The fellow’s nostrils flared, and Xavier thought he detected satisfaction rather than offense.

“You know nothing about it,” spat the fellow, advancing. “She did not send me. She
begged
me not to come. She could not spare me, she said.”

Xavier saw it, now. This angel-faced bully wasn’t lying. Nerissa hadn’t sent him. He thought he was being noble, poor bugger, saving her the trouble and danger of coming after Xavier herself.

“She wouldn’t want you to take care of me like this,” said Xavier. “Where would the satisfaction be in that for her?”

The smallest frown of confusion entered the man’s eyes.

“Believe me,” Xavier forced out, “you insult Nerissa by stepping in now. She is more than capable of murder, you know. Why spoil her fun? My mother wants to be in at the kill, man. Don’t you see that?”

That seemed to give the fellow pause, but only for a second. “I’m protecting her. It’s for her own good.”

His mother would curl her lip to hear that statement, but Xavier let it go.

They circled each other again, but he could tell the other man’s strength was fading as the pain in his arm grew too great. He was white-faced, his feet dragging, but the zealous gleam in his eyes hadn’t dimmed.

Xavier remained watchful. The mind and heart could lend the body superhuman strength.

He wanted to goad the fellow, making him lose his head. He wanted to say something in the realm of:
She must be one hell of a good swive if you’ll risk your neck on a suicide mission like this.

But even now, even at this crisis, he couldn’t make his mouth form the words to insult his own mother.

Instead, he said quietly, “I
will
destroy her. So you’d best do your damnedest to kill me first.”

It needed only that. With a roar that was half swallowed by the wind, the man launched himself forward.

In a wrestling move he had practiced to perfection with Lydgate many years ago, Xavier stepped to the side, gripped the man’s shoulders and at the same time swept his foot in the fellow’s path. The man’s own momentum sent him over the edge, good arm flailing, legs kicking, and an expression of stark astonishment on his face.

*   *   *

Xavier had not come to the drawing room with the other gentlemen, but that was not unusual.

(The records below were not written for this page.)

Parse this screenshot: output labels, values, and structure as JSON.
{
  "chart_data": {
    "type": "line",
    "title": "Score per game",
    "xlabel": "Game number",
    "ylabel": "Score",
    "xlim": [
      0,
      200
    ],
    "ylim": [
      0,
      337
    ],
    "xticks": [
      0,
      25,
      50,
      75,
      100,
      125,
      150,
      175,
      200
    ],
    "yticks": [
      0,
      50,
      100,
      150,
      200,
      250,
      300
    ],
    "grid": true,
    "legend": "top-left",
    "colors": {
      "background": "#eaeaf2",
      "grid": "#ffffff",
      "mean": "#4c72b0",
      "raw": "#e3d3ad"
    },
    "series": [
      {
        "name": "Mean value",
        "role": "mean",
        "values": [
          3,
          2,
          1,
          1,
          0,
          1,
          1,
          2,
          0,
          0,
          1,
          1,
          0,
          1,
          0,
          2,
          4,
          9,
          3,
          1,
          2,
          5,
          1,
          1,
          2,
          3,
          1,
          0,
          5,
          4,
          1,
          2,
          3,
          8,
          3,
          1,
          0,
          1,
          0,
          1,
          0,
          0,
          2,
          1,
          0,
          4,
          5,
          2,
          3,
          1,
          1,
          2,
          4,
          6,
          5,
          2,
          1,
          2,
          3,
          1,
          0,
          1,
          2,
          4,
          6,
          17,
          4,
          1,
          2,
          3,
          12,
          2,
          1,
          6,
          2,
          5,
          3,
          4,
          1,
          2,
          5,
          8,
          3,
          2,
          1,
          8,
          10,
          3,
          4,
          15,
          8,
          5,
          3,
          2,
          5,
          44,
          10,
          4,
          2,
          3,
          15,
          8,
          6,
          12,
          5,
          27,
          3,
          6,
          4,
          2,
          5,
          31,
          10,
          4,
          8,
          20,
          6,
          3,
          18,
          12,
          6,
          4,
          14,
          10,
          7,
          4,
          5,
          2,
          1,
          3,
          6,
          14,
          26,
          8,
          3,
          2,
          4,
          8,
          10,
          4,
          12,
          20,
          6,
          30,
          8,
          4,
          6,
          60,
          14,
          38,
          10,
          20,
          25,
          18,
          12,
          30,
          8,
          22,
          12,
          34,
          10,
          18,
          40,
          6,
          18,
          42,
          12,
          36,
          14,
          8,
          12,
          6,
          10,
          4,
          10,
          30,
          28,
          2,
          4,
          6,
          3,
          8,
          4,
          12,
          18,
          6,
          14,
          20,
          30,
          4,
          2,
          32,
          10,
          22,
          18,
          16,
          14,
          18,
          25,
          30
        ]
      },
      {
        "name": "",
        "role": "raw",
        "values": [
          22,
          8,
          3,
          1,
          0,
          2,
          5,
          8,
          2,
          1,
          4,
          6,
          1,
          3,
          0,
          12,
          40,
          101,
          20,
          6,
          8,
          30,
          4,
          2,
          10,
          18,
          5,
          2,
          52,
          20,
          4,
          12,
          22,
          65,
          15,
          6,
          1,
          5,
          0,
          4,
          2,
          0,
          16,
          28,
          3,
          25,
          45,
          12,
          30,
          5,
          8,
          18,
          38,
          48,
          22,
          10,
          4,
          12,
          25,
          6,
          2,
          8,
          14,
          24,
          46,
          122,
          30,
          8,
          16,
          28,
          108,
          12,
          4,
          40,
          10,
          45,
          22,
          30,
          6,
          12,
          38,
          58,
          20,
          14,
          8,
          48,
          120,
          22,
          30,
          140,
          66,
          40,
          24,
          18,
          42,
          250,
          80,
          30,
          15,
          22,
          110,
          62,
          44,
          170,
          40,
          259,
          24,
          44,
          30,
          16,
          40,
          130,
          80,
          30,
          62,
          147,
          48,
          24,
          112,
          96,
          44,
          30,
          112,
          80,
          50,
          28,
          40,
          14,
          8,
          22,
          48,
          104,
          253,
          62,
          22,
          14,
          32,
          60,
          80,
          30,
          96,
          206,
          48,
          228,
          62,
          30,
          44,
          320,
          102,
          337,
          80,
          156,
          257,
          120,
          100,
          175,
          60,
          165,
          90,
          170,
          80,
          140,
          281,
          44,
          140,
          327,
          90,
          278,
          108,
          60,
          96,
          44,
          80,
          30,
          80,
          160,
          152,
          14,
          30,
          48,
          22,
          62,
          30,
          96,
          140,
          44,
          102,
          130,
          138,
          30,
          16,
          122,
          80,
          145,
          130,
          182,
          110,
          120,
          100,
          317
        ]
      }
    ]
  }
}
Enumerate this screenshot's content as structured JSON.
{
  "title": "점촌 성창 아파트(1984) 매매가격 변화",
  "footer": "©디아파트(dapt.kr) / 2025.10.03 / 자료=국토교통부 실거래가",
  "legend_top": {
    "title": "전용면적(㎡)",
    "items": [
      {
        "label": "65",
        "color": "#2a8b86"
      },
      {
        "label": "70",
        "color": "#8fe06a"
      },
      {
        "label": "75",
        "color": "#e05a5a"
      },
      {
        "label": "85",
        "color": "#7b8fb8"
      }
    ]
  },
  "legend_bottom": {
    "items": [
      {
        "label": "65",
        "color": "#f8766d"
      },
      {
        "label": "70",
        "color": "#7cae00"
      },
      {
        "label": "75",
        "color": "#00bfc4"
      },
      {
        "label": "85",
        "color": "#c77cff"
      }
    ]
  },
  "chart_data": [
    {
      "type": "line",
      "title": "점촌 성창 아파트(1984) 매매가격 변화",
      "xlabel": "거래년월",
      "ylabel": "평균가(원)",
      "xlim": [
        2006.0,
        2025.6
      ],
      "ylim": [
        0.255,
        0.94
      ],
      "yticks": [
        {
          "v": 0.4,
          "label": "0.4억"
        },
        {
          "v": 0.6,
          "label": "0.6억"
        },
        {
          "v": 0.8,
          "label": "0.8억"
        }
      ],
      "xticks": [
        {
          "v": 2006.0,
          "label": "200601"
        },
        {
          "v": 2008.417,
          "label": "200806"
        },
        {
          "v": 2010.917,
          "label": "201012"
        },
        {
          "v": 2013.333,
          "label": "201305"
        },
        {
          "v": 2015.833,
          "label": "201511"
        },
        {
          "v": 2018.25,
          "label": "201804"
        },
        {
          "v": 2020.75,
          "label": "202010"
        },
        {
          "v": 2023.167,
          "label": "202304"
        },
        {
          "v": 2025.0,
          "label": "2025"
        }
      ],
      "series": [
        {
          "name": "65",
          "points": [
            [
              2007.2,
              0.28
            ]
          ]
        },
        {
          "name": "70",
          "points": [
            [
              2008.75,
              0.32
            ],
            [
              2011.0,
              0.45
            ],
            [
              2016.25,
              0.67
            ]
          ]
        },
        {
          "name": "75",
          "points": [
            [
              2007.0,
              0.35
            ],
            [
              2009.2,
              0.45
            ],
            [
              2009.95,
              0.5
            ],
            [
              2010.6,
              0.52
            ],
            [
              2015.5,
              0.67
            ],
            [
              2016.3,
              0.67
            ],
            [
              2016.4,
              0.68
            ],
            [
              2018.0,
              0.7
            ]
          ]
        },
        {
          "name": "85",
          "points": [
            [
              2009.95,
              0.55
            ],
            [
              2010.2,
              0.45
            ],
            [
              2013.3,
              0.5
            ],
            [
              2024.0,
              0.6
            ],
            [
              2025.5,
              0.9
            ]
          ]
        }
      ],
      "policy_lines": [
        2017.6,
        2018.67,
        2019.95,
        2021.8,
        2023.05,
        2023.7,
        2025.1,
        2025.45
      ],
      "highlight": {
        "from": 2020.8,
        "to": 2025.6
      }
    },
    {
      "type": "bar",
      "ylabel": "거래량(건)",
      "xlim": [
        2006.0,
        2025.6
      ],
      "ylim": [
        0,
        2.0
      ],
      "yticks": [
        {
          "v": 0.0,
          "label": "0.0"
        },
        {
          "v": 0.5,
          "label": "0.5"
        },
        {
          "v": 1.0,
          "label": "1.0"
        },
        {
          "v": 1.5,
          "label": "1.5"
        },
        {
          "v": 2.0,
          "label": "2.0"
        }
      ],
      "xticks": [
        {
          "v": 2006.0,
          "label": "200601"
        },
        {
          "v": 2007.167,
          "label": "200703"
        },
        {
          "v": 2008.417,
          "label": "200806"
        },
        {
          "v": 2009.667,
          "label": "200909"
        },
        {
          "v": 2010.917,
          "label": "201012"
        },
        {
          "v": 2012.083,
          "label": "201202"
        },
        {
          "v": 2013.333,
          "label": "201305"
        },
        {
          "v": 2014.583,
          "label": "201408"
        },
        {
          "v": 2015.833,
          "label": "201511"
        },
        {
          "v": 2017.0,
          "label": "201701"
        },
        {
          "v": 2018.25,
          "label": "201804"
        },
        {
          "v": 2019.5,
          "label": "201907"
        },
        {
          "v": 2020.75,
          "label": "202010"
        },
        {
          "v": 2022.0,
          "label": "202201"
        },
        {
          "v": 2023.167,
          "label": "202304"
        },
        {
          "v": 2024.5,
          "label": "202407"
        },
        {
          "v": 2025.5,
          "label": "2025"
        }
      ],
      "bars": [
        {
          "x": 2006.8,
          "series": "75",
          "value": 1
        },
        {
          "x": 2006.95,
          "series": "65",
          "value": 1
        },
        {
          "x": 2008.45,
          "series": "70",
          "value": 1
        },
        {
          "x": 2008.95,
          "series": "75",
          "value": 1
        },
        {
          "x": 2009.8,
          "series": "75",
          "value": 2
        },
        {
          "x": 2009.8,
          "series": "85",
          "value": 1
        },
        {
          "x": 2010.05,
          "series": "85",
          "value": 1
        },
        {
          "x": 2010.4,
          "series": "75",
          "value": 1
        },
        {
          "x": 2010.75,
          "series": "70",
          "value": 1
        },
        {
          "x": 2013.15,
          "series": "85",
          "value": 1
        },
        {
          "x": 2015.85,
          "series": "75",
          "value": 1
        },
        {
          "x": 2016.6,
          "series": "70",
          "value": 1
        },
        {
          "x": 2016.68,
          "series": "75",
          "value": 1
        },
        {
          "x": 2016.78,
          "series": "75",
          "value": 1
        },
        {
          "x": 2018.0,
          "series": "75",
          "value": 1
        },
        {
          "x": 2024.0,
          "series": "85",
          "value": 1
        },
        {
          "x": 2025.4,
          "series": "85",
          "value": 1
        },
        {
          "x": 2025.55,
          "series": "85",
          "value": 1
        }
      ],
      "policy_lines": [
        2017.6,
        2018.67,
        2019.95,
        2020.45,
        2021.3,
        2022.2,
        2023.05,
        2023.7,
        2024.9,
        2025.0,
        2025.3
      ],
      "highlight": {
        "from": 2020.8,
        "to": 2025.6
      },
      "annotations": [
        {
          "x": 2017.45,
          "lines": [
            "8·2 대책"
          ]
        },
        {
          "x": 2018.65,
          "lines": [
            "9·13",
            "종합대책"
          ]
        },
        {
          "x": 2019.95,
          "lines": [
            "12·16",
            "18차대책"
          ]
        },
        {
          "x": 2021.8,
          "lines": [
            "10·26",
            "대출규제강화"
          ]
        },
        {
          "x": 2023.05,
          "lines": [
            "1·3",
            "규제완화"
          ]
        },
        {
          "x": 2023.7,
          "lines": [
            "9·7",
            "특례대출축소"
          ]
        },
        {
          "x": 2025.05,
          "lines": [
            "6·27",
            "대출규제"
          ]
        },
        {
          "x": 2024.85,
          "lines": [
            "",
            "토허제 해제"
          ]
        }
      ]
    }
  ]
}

Lizzie stayed as late as she could, strangely reluctant to brave the loneliness of her bedchamber tonight.

Yet, it was a chore to maintain lively conversation, and as the party broke up, she bade the company good evening with a sense of relief. She would not sleep well, if it all, but at least, she would have solitude. The strain of maintaining her pretense when her emotions were in turmoil over Xavier had become almost too great to bear.